Anne Michaels, poet, novelist (born 15 April 1958 in Toronto, ON). Winner of the Commonwealth Prize as well as the Trillium Book Award and the Orange Prize for Fiction (now the Baileys Women’s Prize for Fiction), Michaels has distinguished herself as both a poet and a novelist. She is known internationally for the beauty and precision of her language and the depth of her philosophical themes. Her most recent book, Correspondences (2013), an elegy to her father with illustrations by Bernice Eisenstein, was shortlisted for the 2014 Griffin Poetry Prize.
Early Life and Poetry
Anne Michaels, the daughter of Polish-Jewish father, grew up in Toronto and earned a BA in Honours English at the University of Toronto, where she serves as an adjunct faculty member in the English department.
Michaels is first and foremost a poet. Her first collection, The Weight of Oranges, won the 1986 Commonwealth Prize for the Americas. The Weight of Oranges combines an exploration of the sensual body and its experience of the natural world with the nature of memory and of a past that is haunted by the Holocaust. Rooted in autobiography and erotically charged, Michaels’s poems are aching evocations of loss — of childhood, of youth and of love. “Words for the Body,” the final poem in The Weight of Oranges, begins:
We knew we’d reached Dunn Lake
because the trees stopped.
Chilled and sweating under winter clothes
we stood in the damp degenerated afternoon.
We grew up waiting together by water,
frozen or free,
in summer under the cool shaggy umbra of firs,
or in the aquarium light of birches.
It’s always been this way between us.
We reach lakes and then just stand there.

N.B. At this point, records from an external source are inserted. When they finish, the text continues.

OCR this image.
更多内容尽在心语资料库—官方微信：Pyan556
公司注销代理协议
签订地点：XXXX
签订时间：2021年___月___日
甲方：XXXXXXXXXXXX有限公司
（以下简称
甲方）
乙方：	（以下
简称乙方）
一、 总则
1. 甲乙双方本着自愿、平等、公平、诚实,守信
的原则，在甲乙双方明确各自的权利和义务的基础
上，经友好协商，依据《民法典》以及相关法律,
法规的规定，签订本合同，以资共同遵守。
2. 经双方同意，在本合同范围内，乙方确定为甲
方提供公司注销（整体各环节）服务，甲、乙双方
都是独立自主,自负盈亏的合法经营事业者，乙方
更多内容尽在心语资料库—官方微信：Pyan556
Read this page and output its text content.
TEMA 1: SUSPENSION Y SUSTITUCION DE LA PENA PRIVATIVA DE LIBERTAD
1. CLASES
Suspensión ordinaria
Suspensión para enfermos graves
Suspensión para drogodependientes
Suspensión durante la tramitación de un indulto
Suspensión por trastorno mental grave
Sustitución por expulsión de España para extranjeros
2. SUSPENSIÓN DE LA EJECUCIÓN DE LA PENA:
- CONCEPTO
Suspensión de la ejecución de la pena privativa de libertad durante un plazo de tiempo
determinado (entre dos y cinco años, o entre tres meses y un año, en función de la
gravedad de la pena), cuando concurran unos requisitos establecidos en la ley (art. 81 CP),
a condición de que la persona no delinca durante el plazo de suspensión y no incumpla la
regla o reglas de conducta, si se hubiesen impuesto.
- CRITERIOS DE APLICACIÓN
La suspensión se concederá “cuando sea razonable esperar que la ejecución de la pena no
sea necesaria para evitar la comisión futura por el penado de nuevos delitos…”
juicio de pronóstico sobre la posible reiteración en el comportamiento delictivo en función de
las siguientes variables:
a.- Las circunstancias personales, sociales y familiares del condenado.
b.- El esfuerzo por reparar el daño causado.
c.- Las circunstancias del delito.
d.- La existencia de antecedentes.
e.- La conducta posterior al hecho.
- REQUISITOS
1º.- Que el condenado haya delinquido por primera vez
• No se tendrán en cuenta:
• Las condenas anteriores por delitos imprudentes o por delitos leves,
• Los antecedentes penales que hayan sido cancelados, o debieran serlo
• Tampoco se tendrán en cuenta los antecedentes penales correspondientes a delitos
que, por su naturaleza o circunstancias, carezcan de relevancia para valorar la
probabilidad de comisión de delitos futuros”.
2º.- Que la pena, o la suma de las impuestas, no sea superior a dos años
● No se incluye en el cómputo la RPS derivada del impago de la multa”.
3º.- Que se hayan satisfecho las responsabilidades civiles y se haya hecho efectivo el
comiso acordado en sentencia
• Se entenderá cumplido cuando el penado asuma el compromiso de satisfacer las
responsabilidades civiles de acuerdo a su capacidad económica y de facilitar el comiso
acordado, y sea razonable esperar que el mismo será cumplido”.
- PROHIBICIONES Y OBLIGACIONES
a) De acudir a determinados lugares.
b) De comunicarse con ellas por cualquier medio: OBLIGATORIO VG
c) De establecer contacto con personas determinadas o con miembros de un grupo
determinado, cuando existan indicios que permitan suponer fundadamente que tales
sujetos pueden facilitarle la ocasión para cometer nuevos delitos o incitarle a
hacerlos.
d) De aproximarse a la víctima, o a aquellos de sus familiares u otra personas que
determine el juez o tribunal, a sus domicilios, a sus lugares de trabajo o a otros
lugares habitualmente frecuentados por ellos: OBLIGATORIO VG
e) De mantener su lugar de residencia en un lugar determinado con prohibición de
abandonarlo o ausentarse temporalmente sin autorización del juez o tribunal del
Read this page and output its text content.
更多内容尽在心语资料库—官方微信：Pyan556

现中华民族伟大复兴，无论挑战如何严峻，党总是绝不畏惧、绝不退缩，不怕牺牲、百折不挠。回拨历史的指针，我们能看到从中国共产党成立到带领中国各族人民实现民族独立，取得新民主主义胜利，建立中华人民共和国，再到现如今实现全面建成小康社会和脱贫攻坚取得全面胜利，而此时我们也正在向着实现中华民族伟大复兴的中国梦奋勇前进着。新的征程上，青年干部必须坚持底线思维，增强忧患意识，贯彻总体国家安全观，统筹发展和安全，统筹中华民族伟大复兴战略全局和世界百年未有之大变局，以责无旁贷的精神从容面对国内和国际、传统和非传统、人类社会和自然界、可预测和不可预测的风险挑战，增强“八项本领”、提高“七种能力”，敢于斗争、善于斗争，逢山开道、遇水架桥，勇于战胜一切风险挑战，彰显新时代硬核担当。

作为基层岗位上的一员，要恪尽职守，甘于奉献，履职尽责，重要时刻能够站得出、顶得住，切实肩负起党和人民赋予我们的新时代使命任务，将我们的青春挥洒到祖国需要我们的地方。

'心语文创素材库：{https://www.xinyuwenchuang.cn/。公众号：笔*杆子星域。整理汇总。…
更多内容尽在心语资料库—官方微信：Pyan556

Silence fills us with silence.
Michaels’s poems are also replete with allusions to the artists, musicians, writers, and scientists whom she admires — Canadian painter Jack Chambers and French sculptor Auguste Rodin, Ludwig van Beethoven and Polish-Jewish harpsichordist Wanda Landowska, Russian poets Osip Mandelstam and Marina Tsvetaeva, and physicist chemist Marie Curie. The Weight of Oranges was followed by Miner’s Pond (1991), which was nominated for the Governor General’s Award and won the Canadian Authors Association Award, and Skin Divers (1999). Poems (2000) combines Michaels’s first three books in one volume.
Correspondences (2013) is a book-length poem that serves as an elegy for the poet’s father as it forms a broader meditation on memory, history and language. As in Michaels’s earlier books, Correspondences invokes a variety of artistic and intellectual inspirations and ancestors, including such figures as Paul Celan, Nelly Sachs, Anna Akhmatova, Primo Levi and Albert Einstein. Inventively constructed in an accordion format (its pages pleated and folded like the instrument), the book also includes 26 gouache portraits by Toronto artist and author Bernice Eisenstein. The book was shortlisted for the 2014 Griffin Poetry Prize.
Michaels's first novel, Fugitive Pieces (1996), brought her national recognition and awards, including the Trillium Book Award and the Chapters/Books in Canada First Novel Award (now called the Amazon.ca First Novel Award). The novel also garnered international acclaim, winning Britain's Orange Prize for Fiction and America's Lannan Literary Award for Fiction. Robert Fulford observed that Fugitive Pieces "attracted more international praise than any first novel by a serious writer in Canadian history."
In prose as dense, sensuous and imagistic as her verse, Fugitive Pieces pursues themes of memory, loss, time and history but also the power, immediacy and beauty of the natural world. The novel follows the life of Jakob Beer, a Jewish boy rescued from the mud and horror of Nazi-occupied Poland by Athos, a Greek geologist. His parents murdered by the Nazis and his beloved sister Bella disappeared, Jakob is taken to Greece and then to Toronto, where he goes on to become a translator and well-known poet, exploring the Holocaust’s dark heritage. After his death in Greece, Jakob’s legacy is pursued by his young friend and acolyte Ben, a professor obsessed by literature, meteorology and the trauma of the Holocaust brought to Canada by his survivor parents. In Greece searching for Jakob’s notebooks, Ben fuses the impact of lightning with the reality of time and loss. “A thousand accumulated moments come to fruition in a few seconds,” he writes. “Your cells are reassembled. Struck, your metal melted. Your burnt shape is branded into the chair, vacancy where you once inhabited society.”
A film version of Fugitive Pieces, directed by Jeremy Podeswa, was produced in 2006.
Michaels’s second novel, The Winter Vault (2009), begins with a couple, Jean and Avery, living on a houseboat beneath the temple of Abu Simbel in Egypt during the construction of the Aswan Dam in the 1960s. Avery is one of the engineers tasked with dismantling and reassembling the temple on higher ground. A tale about the fragility of history and the complexity of its preservation, The Winter Vault was a finalist for the Scotiabank Giller prize (2009), the Commonwealth Writer’s Prize for Best Book (2010) and the Trillium Book Award.